Several nations have developed hypersonic missiles, including the United States and China.
But the Chinese hypersonic missiles seem to be experimental, accordingly National Public Radio; and the US has no plans to deploy hypersonic missiles before 2023, according to the Arms Control Association reported.
Meanwhile, Russia’s Kinzhal hypersonic missiles could drastically change the balance of power in the Pacific, they say an article from 2018 in The Diplomat magazine.
While China’s hypersonic air-launched missiles appear designed to attack aircraft carriers in the South and East China Seas, Russia’s Kinzhal missiles pose a greater threat because they are larger and travel at higher speeds – their own kinetic energy alone, regardless of their warheads, can be powerful enough to disable or destroy large warships.

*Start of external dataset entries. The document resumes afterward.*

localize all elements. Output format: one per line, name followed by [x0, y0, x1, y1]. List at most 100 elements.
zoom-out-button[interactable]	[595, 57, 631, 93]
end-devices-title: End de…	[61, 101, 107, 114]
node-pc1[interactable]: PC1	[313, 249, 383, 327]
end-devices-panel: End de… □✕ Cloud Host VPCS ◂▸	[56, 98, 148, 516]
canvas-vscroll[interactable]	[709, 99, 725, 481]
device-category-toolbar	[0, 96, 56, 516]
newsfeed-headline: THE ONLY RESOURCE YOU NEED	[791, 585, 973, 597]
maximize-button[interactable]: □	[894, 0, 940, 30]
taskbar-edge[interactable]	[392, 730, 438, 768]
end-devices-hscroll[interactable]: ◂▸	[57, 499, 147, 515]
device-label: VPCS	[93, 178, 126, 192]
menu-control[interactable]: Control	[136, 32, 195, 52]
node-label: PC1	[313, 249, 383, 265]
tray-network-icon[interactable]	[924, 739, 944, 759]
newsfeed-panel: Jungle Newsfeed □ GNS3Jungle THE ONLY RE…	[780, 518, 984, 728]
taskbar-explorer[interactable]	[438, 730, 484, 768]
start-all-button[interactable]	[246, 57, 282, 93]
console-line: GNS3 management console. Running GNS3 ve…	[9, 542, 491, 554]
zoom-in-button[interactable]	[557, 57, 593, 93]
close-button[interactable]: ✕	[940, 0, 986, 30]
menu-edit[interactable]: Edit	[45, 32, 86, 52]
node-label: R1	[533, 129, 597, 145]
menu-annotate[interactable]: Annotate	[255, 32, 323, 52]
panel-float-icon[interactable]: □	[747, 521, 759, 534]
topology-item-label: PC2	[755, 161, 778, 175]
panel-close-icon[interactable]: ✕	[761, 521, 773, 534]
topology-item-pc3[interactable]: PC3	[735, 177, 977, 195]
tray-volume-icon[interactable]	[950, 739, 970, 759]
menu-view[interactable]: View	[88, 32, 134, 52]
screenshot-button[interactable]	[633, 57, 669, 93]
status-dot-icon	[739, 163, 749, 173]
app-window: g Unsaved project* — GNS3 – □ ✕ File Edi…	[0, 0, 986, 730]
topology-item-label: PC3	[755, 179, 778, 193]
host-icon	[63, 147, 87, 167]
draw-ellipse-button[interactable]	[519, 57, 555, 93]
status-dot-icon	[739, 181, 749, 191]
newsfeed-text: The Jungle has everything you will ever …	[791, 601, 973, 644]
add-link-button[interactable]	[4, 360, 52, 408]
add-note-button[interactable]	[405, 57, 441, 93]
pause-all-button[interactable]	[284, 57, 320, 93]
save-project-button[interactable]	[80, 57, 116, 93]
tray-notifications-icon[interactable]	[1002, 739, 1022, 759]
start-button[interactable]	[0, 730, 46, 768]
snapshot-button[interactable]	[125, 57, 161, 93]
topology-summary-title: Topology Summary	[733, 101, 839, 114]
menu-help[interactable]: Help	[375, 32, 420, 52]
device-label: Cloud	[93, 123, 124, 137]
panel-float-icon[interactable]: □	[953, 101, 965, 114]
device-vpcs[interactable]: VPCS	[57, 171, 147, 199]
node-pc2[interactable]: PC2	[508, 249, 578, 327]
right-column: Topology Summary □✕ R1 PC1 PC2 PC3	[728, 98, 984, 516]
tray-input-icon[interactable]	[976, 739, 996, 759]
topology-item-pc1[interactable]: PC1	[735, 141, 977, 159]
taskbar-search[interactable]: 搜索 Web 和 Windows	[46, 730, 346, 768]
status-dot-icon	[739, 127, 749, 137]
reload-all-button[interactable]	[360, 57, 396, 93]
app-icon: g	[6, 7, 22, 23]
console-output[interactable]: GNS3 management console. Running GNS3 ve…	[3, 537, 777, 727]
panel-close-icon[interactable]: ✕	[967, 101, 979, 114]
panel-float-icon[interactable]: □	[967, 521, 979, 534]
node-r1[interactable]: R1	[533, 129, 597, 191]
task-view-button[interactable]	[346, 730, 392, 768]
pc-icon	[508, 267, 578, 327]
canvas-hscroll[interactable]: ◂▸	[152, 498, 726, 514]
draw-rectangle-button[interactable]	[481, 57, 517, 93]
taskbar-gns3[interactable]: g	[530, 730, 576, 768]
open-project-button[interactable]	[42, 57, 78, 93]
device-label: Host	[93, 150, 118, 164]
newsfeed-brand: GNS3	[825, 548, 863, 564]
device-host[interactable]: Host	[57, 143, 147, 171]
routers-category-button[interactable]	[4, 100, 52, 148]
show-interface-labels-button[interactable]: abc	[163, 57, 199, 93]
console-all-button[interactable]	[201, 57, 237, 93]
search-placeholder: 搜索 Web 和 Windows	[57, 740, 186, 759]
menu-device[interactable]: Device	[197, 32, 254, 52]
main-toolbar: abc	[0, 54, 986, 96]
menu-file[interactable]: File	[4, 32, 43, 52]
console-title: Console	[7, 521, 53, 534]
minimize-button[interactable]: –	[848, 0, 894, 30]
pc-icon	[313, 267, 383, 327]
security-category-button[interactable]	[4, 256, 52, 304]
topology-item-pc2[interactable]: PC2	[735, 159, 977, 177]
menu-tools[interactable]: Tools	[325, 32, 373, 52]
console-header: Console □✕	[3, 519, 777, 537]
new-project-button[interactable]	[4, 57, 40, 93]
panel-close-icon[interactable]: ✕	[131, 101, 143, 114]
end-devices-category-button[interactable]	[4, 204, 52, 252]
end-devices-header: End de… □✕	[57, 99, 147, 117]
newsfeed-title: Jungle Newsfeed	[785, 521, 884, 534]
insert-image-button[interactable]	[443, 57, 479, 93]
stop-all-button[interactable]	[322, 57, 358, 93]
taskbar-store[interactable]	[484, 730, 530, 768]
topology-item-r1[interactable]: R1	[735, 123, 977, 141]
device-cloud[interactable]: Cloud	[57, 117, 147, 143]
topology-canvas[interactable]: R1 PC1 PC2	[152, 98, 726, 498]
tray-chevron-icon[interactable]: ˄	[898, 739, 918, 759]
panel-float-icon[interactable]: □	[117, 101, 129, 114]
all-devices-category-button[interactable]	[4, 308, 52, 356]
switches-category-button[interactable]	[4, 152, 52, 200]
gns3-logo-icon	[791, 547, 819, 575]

The article notes that the deployment of the Kinzhal missiles in Russia’s Far Eastern region could have “significant implications for the balance of power in the Pacific” as Russia’s jets could strike US warships at a range of up to 2,200 miles (3,500 km) from its Coastal.
Military experts praise the speed and power of the Kinzhal missiles as particularly threatening; However, one analyst says the main benefit is psychological rather than strategic.
“Basically, it doesn’t change the battlefield, but it certainly has a psychological propaganda effect to scare everyone,” said Russian military analyst and journalist Pavel Felgenhauer said Euronews after the last attack.